Succession planning for a UK couple living in France  

The situation. Mr and Mrs Brown* are retired British nationals who have lived in France since 2010. Mr Brown has two adult children from a previous marriage and Mrs Brown has one. Their assets include a French home (€600,000), UK investments (€400,000) and a joint French bank account (€100,000). Both are French tax residents.  

Future fears. French real estate is governed by réserve héréditaire (forced heirship). If Mr Brown passes away, his children have an automatically-reserved portion leaving Mrs Brown to inherit only the quotité disponible and concerned about losing control of their jointly-held property, which could mean selling it to pay out the stepchildren..  

Smart solution. By adopting a Communauté universelle marital regime with a clause of full attribution to the surviving spouse, all assets of both spouses become joint marital property passing to the surviving spouse on first death. Only a separate property, should it exist, would be distributed under succession law.  

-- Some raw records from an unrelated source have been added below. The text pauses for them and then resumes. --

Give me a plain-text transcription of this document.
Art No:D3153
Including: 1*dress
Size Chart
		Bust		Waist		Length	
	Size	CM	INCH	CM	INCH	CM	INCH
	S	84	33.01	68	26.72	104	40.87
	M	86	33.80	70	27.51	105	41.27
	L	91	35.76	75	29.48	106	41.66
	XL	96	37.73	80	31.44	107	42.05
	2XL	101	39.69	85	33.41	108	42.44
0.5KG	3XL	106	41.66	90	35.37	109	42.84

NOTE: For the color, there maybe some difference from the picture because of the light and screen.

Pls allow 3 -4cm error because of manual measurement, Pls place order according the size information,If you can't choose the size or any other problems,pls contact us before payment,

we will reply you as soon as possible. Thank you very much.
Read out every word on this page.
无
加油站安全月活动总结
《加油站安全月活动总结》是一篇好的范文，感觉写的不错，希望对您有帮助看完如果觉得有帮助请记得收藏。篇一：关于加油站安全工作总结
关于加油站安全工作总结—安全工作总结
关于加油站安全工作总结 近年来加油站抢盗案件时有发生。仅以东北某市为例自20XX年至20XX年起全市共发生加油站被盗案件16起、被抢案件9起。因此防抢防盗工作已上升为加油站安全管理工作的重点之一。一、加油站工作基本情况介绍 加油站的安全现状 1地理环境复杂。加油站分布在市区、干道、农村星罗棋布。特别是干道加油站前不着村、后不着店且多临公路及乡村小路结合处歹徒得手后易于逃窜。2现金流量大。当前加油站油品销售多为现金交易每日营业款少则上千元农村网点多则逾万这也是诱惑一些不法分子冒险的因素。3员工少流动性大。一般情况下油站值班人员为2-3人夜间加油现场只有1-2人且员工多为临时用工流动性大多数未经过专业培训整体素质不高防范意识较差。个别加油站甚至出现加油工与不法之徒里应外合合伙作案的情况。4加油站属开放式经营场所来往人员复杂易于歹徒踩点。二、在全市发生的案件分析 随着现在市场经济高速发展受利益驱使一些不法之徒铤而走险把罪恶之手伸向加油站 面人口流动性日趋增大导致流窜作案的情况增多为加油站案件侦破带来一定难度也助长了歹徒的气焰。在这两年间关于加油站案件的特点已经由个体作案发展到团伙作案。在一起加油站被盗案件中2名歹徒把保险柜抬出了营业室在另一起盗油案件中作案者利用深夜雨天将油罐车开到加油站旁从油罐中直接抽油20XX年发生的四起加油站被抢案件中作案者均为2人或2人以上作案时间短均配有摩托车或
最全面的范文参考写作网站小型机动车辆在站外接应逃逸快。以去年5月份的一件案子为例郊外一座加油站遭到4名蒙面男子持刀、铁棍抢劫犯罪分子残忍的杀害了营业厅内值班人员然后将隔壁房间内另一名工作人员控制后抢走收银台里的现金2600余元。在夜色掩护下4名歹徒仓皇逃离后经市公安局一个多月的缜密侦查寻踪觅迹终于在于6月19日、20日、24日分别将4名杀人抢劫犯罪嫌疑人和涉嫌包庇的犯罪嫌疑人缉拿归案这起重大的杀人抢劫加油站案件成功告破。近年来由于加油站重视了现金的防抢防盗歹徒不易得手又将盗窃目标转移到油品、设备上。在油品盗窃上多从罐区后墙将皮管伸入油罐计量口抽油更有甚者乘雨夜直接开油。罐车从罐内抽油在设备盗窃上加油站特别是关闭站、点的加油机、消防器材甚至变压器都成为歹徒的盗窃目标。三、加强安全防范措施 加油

Legal process. Mr and Mrs Brown need to sign a change of marital regime deed (changement de régime matrimonial) and a Communauté universelle avec clause d’attribution intégrale, with the children’s consent, before publishing the deed to make it legally enforceable.  

Takeaway. Communauté universelle with attribution is a powerful planning tool to protect the surviving spouse in France as it postpones, but does not eliminate, children’s succession rights. 

*Names have been changed for confidentiality.